P-gp expression and ABCB1 3435C>T polymorphism has been previously identified as an independent factor for disease-free survival and the response rate to chemotherapy in breast cancer [22–24]. We found that breast cancer patients with heterozygous expression of the ABCB1 3435C>T gene had lower disease control rates and a tendency towards shorter OS than homozygous patients. Several studies have reported higher bioavailability of ABCB1 substrates in carriers of T allele at 3435C>T locus, attributed to lower functional activity of the protein. 3435C>T polymorphism is associated with a certain changes in P-gp expression, although in transfection studies of cells, no differences in either mRNA or protein levels were observed [25]. Illmer et al. [26] reported that acute myeloid leukemia patients with heterozygous variant had increased survival than homozygotes (3435 CC, P < 0.01; 3435 TT, P = 0.05). Similar results on genotype-survival relation were obtained in one previous study that showed a tendency to higher survival rate in heterozygotes of ABCB1 2677G>T/A than homozygotes (P = 0.02) [27]. ABCB1 3435 CT, heterozygous variant could have a greater effect on P-gp by changing the timing of cotranslational folding and resulted in altered function, than homozygous genotypes. This contradictory result may indicate that SNPs of the ABCB1 gene should be analyzed according to complete haplotypes. Given the modest sample size of patient analyzed, this finding should be considered exploratory in nature. A study with a larger sample size must be carried out to make definite conclusions.

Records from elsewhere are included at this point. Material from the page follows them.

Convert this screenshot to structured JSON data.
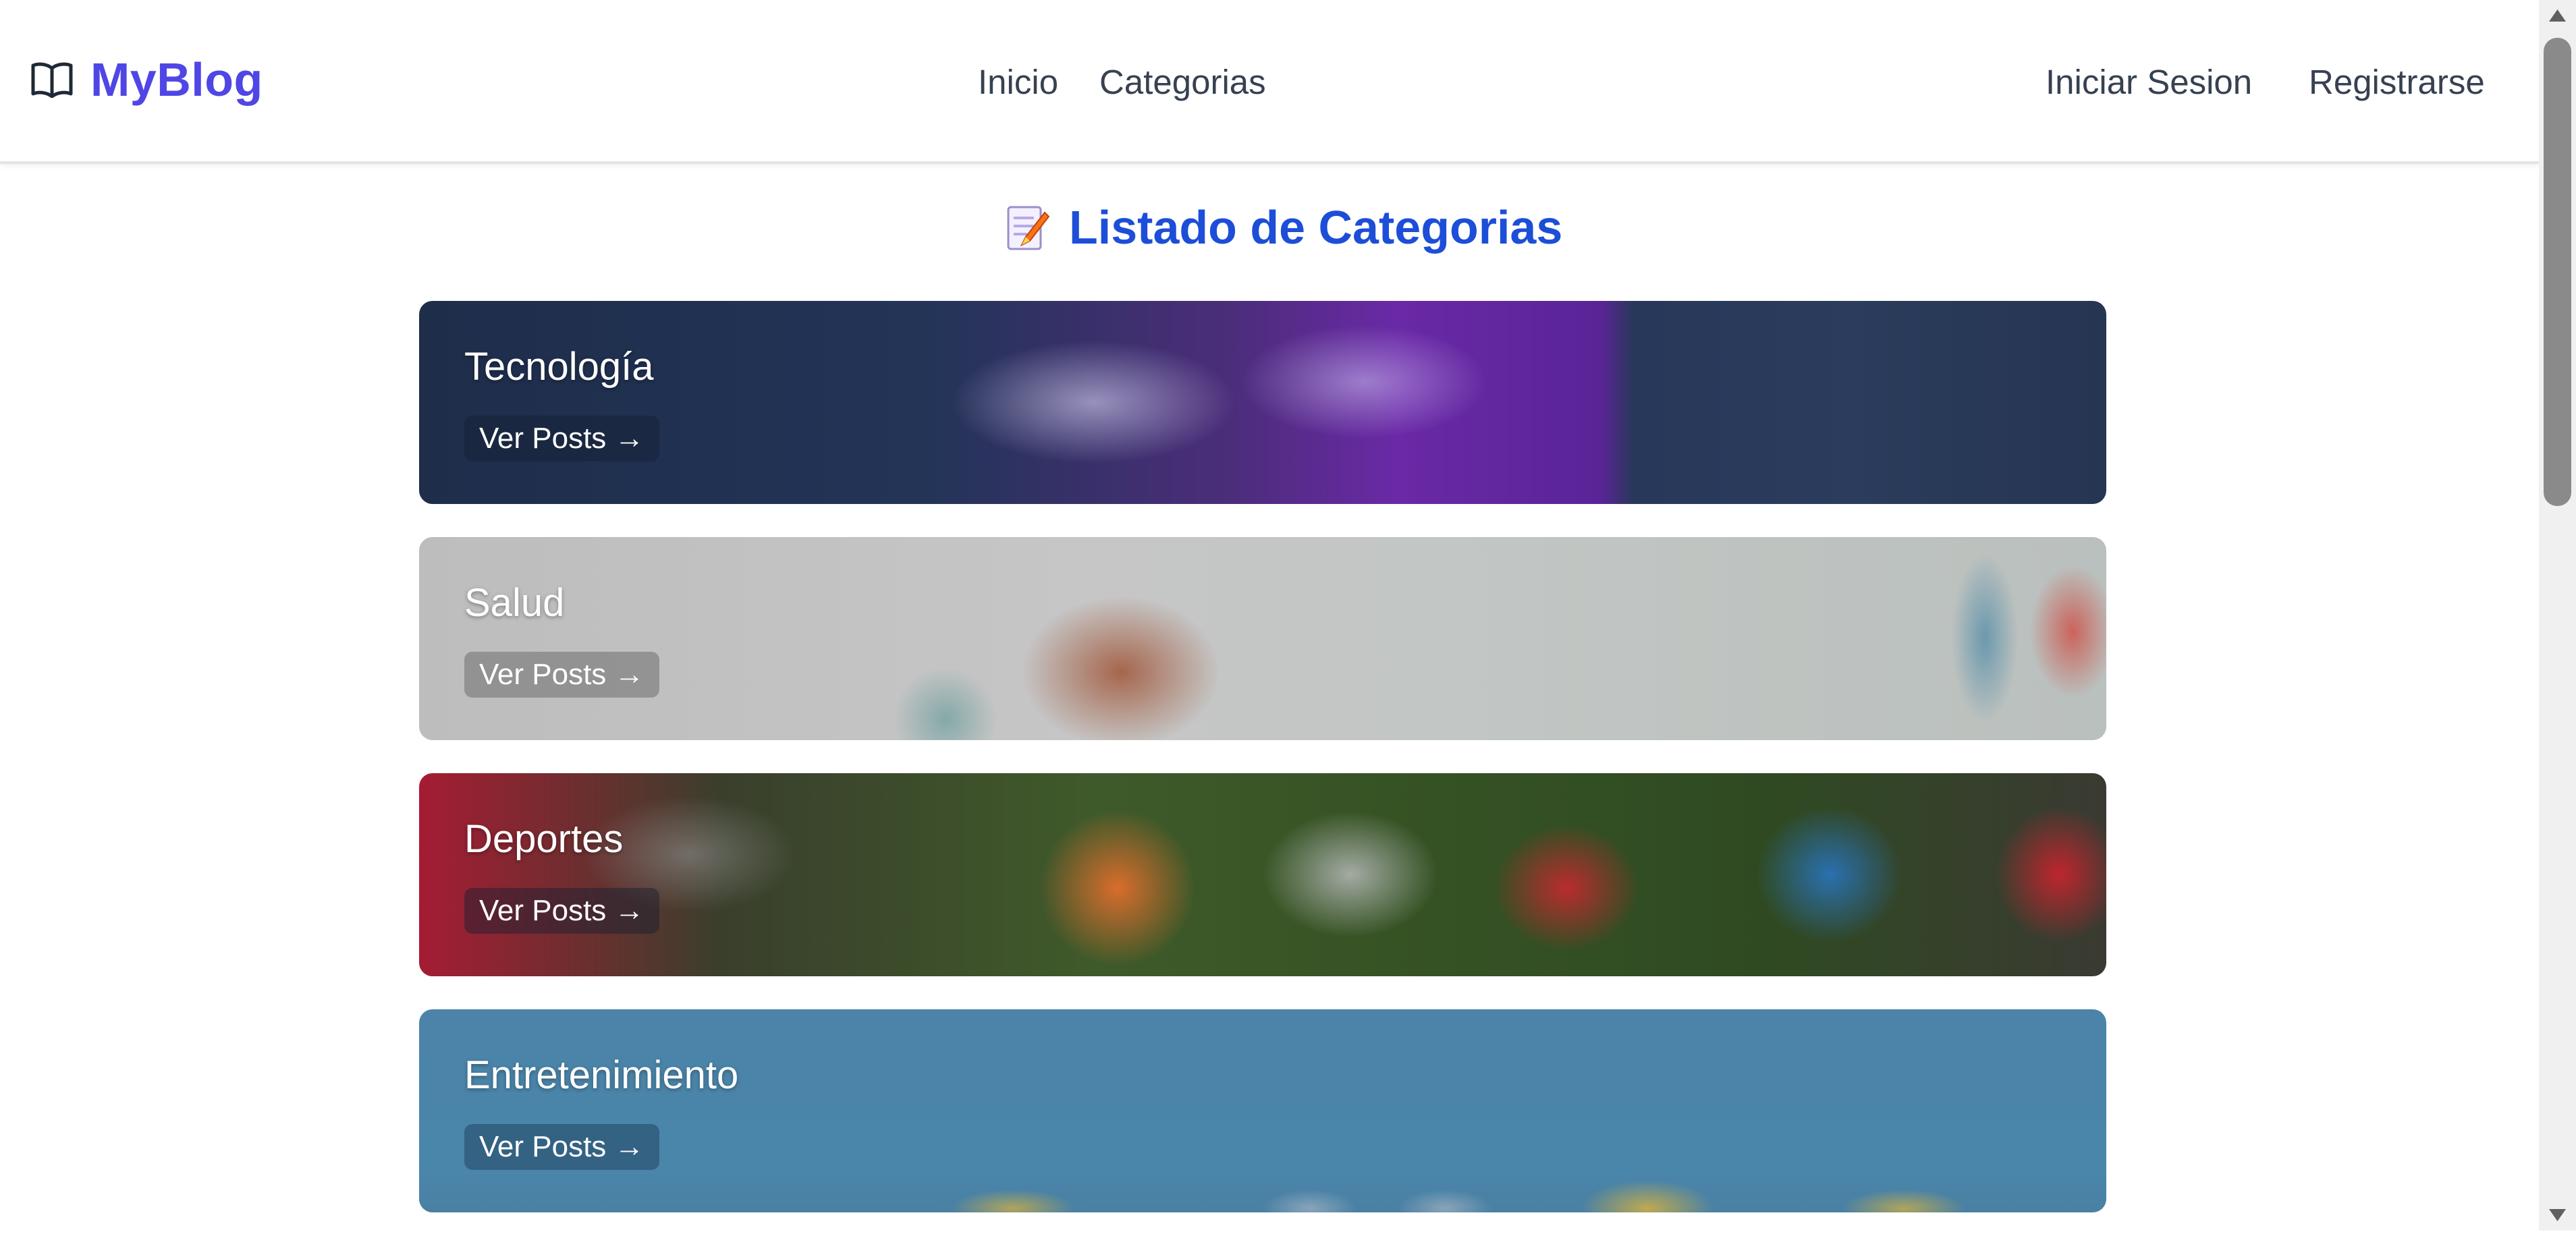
{
  "navbar": {
    "brand": "MyBlog",
    "brand_icon": "open-book-icon",
    "links": [
      "Inicio",
      "Categorias"
    ],
    "auth": [
      "Iniciar Sesion",
      "Registrarse"
    ]
  },
  "page": {
    "title": "Listado de Categorias",
    "title_icon": "memo-icon"
  },
  "categories": [
    {
      "name": "Tecnología",
      "button": "Ver Posts →"
    },
    {
      "name": "Salud",
      "button": "Ver Posts →"
    },
    {
      "name": "Deportes",
      "button": "Ver Posts →"
    },
    {
      "name": "Entretenimiento",
      "button": "Ver Posts →"
    }
  ],
  "colors": {
    "brand": "#4f46e5",
    "title": "#1d4ed8",
    "nav_text": "#374151"
  }
}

Paclitaxel treatment in our study was continued until cancer progression or patient's refusal from toxicity. After discontinuation of paclitaxel, we changed to other regimen in 61.9% of the patients and, the remaining patients did not get any more treatment (data not shown). The continuous treatment with paclitaxel may up-regulate the pump which affects efficacy or toxicity of the subsequent treatment. On the other hand, we speculated that ABCB1 could have a prognostic role as well as a predictive value. Some studies reported that the alteration of ABCB1 expression could be associated with a decreased activity of natural killer and CD8+ cells, which are involved in the regulation of immune response and in the killing of tumor cells [28]. Evidence indicated that cell lines expressing high levels of P-gp were less sensitive to caspase-mediated apoptosis induced by a wide range of death stimuli [29]. Nordgard et al. [30] reported that ABCB1 was associated with a chance of acquiring a mutation in the TP53 gene. Taken together, we thought that the effect of ABCB1 genotype on the survival probability of breast cancer patients could be related with P-gp action, and not just with drug efflux function. Further investigations should be made to address the relationship between ABCB1 genotype and clinical outcome.

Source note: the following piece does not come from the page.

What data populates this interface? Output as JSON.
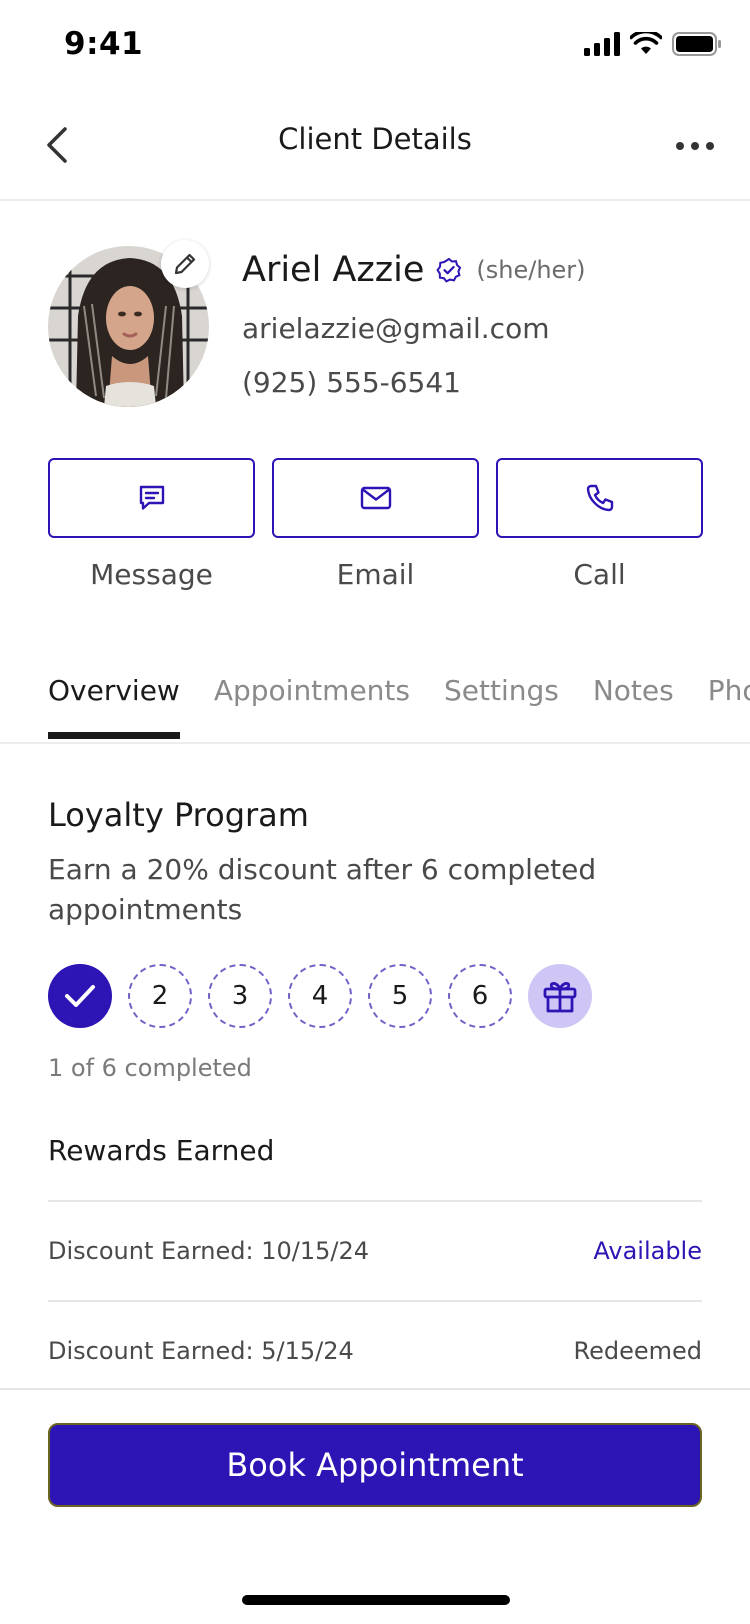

Taken together, our results reveal an association of the ABCB1 polymorphism with chemoresistance and the survival of metastatic breast cancer patients. In our study, two patients with a haplotype of 2677 GG and 3435 CT showed significantly lower disease control rate and shorter OS and PFS (data not shown). A controlled, prospective trial of adjuvant chemotherapy with taxane, doxorubicin, and cyclophosphamide or doxorubin and cyclophosphamide followed by taxane in breast cancer patients on the basis of the ABCB1 genotype is warranted. In conclusion, an association was found between chemotherapy resistance (both anthracycline and paclitaxel) and the ABCB1 2677 GG genotype. Patients with the ABCB1 3435 CT genotype showed lower disease control rate and shorter OS in response to paclitaxel monotherapy. These results indicate that ABCB1 genotypes could be used to predict chemotherapeutic resistance and may be a prognostic factor for OS in patients receiving paclitaxel for metastatic breast cancer.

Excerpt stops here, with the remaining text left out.